Paco Ybarra, chief executive of the Institutional Clients Group at Citi, said the bank is targeting private capital after suffering in debt capital markets due to its conservative approach to risk in leveraged finance.
Ybarra presented at the Citi Investor Day on the Institutional Clients Group (ICG), which includes the banking, markets and services businesses.
He said the business has three interconnected strategic priorities – to accelerate investment in services, grow the commercial bank and to expand the investment banking and market franchises.
“We are continuing the improvements we have made in our equities franchise and retaining leadership in fixed income while keeping a very close eye on returns and capital,” Ybarra added.
He continued that investment banking and markets have scale, produce high revenues and solid returns but Citi is convinced that it can improve its current position and return.
Investment banking earned revenues of $6.6bn in 2021 with a return on common equity of 28%, and was ranked fourth in debt capital markets and fifth in equity capital markets.
“We have a strong market position across all elements of our investment banking franchise and in recent times we have improved our share in mergers and acquisitions and ECM,” said Ybarra. “We have suffered somewhat in our DCM franchise because of our conservative approach to the leveraged finance market.”
Citi’s strategy is to gain share by making targeted investments. The three strategic priorities are to redirect coverage to key growth sectors; recalibrate the franchise to recognise that private capital and financial sponsors are going to be big drivers of banking; and to capture the cross-selling opportunities in the Institutional Client Group, especially with the growth in commercial banking.
Citi has hired 70 managing directors in investment banking between 2019 and 2021 and changed its long-established industry sectors to reflect the four “super sectors” that are driving change in the economy and where the bank is underweight compared to its competitors – digital disruption, health and wellness convergence, sustainability and the energy transition.
In addition, the bank is recalibrating the franchise in recognition of the significant shift towards private capital.

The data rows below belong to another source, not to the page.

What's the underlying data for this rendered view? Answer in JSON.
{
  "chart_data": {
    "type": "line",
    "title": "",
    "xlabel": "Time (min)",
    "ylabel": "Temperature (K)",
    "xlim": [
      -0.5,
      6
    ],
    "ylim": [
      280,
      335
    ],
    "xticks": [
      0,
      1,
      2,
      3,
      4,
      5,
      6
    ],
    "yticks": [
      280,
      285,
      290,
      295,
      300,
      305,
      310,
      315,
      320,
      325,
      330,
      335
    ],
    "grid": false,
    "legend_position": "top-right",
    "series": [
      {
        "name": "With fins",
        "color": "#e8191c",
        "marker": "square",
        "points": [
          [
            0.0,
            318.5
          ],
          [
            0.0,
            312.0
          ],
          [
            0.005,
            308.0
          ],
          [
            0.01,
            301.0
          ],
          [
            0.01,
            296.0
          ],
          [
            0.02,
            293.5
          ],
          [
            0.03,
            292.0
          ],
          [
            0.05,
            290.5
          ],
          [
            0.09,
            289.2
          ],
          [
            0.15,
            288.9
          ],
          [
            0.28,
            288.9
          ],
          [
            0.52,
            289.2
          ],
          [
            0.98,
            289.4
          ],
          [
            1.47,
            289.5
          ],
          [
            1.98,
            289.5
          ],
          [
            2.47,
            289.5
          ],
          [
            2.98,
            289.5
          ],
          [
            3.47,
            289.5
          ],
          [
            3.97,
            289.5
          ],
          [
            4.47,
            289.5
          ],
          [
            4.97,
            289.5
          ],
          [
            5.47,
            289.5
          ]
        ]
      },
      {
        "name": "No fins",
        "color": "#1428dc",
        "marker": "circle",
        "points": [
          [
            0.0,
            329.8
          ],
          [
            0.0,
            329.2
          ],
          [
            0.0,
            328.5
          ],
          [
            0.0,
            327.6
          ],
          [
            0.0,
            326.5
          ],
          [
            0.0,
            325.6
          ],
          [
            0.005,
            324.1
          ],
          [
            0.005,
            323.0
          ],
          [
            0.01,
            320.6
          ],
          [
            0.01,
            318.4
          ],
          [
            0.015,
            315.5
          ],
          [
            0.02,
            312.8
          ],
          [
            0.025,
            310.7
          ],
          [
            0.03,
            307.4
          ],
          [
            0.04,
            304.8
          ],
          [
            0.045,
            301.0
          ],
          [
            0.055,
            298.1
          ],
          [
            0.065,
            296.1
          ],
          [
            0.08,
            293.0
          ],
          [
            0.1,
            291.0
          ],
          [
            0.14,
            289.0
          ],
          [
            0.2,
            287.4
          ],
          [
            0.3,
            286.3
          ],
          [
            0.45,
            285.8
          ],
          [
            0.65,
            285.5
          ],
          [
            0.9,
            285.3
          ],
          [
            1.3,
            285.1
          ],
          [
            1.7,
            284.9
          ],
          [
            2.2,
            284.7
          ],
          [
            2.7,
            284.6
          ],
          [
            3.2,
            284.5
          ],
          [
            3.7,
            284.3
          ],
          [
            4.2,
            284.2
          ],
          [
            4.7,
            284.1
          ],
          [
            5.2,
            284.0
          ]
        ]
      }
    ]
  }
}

Ybarra said Citi’s share with financial sponsors, and therefore leveraged finance, is disproportionately small given its footprint and strength in financing, securitization and private debt.
“But our share has deteriorated over the last few years because of a very conservative risk stance,” he added. “Capitalizing on the private asset opportunity will require us to increase our capital allocation and we believe we can do that while retaining a prudent approach to risk.”
Citi believes that connecting investment banking with the rest of ICG and Wealth Management can provide a multiplier of growth in investment banking revenues.
Markets
Markets earned revenues of $18bn in 2021 and was ranked second in fixed income and fifth in equities, which Ybarra said was a significant improvement in recent years.
“In recent years, we have become more client oriented,” he added. “So our revenues are more correlated to activity and less to market direction, and therefore are more stable.”
The bank aims to increase relevance to clients and profitability by improving capital efficiency; focussing on higher margin businesses; and making its core flow businesses more efficient with automation and digital solutions.
Citi wants to raise the ratio of revenue to risk weighted assets in markets from 4.5% to 5.5% over the medium term as a 10 basis point change in this ratio corresponds to change of between 60 and 70 basis in returns.
Ybarra said: “Getting towards the upper end is critical for the business.”
Ways of achieving this target include focussing on high margin activities; repricing activity; developing hedging and distribution capabilities and improving data and analytics to allow for more intelligent decision making. As in investment banking, Citi wants to increase business with financial sponsors and private capital asset managers.
“This creates huge opportunities for markets and in particular for a leading financing and securitizations business,” added Ybarra.
Citi also aims to transform its flow businesses through electronic trading and becoming more operationally efficient so that trades are processed automatically and embedded in clients’ workflows.
“We are very aware of how automation and connectivity will transform these activities into something akin to where our services businesses are today,” he said.
Differentiation
Ybarra continued that Citi can differentiate itself by offering a complete set of products and services across 95 countries in an integrated way as a single institution by treating the client as one global relationship.
“This is the result of a deliberate strategy not to exit products or services that met core financial needs of our clients,” he added. “This is not easily replicable, and we see our role growing in importance.”
Large clients are becoming more global and mid-size clients are also becoming global sooner, especially new digital clients who are scaling up very quickly. Nearly all, 85%, of revenue comes from companies that have subsidiaries outside the 60 largest countries and Ybarra argues that Citi is uniquely capable of offering this coverage.